To the contrary, consumers should not count on banks to take pity on them in the future simply because they walked away from their home in those financially troubled times of 2008-2011.
Some homeowners who default on their mortgage due to provable hardships such as job loss, divorce, or medical issues may obtain an exception to buy another home in 3-5 years. Those who voluntarily walk away from their property or short sell their residence will generally have to wait 5-10 years before a bank will consider them for a new home loan.
Although exact numbers are not released by the credit bureaus, some consumer groups estimate a foreclosure or short-sale will affect the credit rating of a 'good' consumer by 80-100 points. This decrease in credit score can make it difficult, and sometimes impossible, to secure financing on a car, rent an apartment, sign up for new utility services, or secure a cell phone.

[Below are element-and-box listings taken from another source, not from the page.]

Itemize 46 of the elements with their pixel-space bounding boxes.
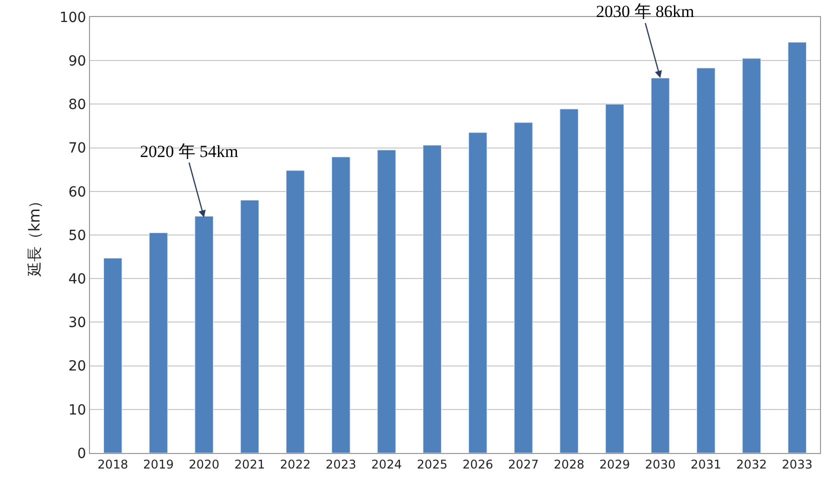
bar	[286, 170, 305, 453]
y-tick-label: 100	[59, 10, 86, 26]
bar	[103, 258, 122, 453]
bar	[605, 104, 624, 453]
y-tick-label: 50	[68, 228, 86, 244]
bar	[332, 156, 350, 453]
bar	[422, 144, 442, 453]
x-tick-label: 2022	[280, 457, 311, 472]
x-tick-label: 2028	[554, 457, 584, 472]
annotation: 2030 年 86km	[596, 2, 694, 21]
bar	[650, 78, 670, 453]
x-tick-label: 2019	[143, 457, 174, 472]
x-tick-label: 2021	[234, 457, 265, 472]
x-tick-label: 2018	[98, 457, 128, 472]
x-tick-label: 2032	[736, 457, 767, 472]
bar	[468, 132, 488, 453]
bar	[742, 58, 761, 453]
x-tick-label: 2020	[188, 457, 220, 472]
bar	[788, 42, 807, 453]
bar	[149, 232, 168, 453]
y-tick-label: 60	[68, 184, 86, 200]
x-tick-label: 2030	[645, 457, 676, 472]
x-tick-label: 2025	[416, 457, 448, 472]
y-tick-label: 10	[68, 402, 86, 418]
x-tick-label: 2033	[782, 457, 812, 472]
x-tick-label: 2029	[599, 457, 630, 472]
y-tick-label: 0	[77, 446, 86, 462]
y-tick-label: 80	[68, 97, 86, 114]
y-tick-label: 90	[68, 54, 86, 70]
x-tick-label: 2023	[326, 457, 356, 472]
y-axis-title: 延長（km）	[26, 193, 44, 278]
bar	[240, 200, 260, 453]
x-tick-label: 2026	[462, 457, 494, 472]
y-tick-label: 70	[68, 140, 86, 157]
annotation: 2020 年 54km	[140, 142, 238, 161]
bar	[194, 216, 214, 453]
bar	[514, 122, 533, 453]
y-tick-label: 40	[68, 272, 86, 288]
y-tick-label: 30	[68, 315, 86, 332]
x-tick-label: 2027	[508, 457, 539, 472]
x-tick-label: 2024	[371, 457, 402, 472]
bar	[377, 150, 396, 453]
x-tick-label: 2031	[690, 457, 722, 472]
bar	[560, 108, 578, 453]
bar	[696, 68, 716, 453]
y-tick-label: 20	[68, 358, 86, 375]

After the foreclosure process, a consumer who pays his bills on time over the course of five years has an excellent chance to raise his credit score significantly. Unfortunately, a credit score is only one component in the mortgage underwriting process.
Ability and willingness to continue to pay ones mortgage will be a key factor in future home-mortgage underwriting decisions. A credit score is key to bank underwriting matrices. Yet it is the consumer's overall credit repayment history that underwriters are really looking to when making a mortgage decision.
Speaking to CNN, Bill Merrell of the National Association of Mortgage Underwriters states, "If you made a strategic decision to default on paying your mortgage, it will work against you [on future applications]."
No one knows what underwriting criteria will be used in the next five to six months, much less five to six years, will look like. It is however reasonable to assume anyone who defaulted on a mortgage will be subject to stricter underwriting criteria.
Increased down payments, lower debt-to-income approval ratios, and a higher interest rate to compensate for risk are all items that banks may seek from borrowers who have a default on their record.
For some homeowners a foreclosure or a short sale is truly the last and best option. However, before walking away from a home, consumers should carefully weigh the consequences of this decision.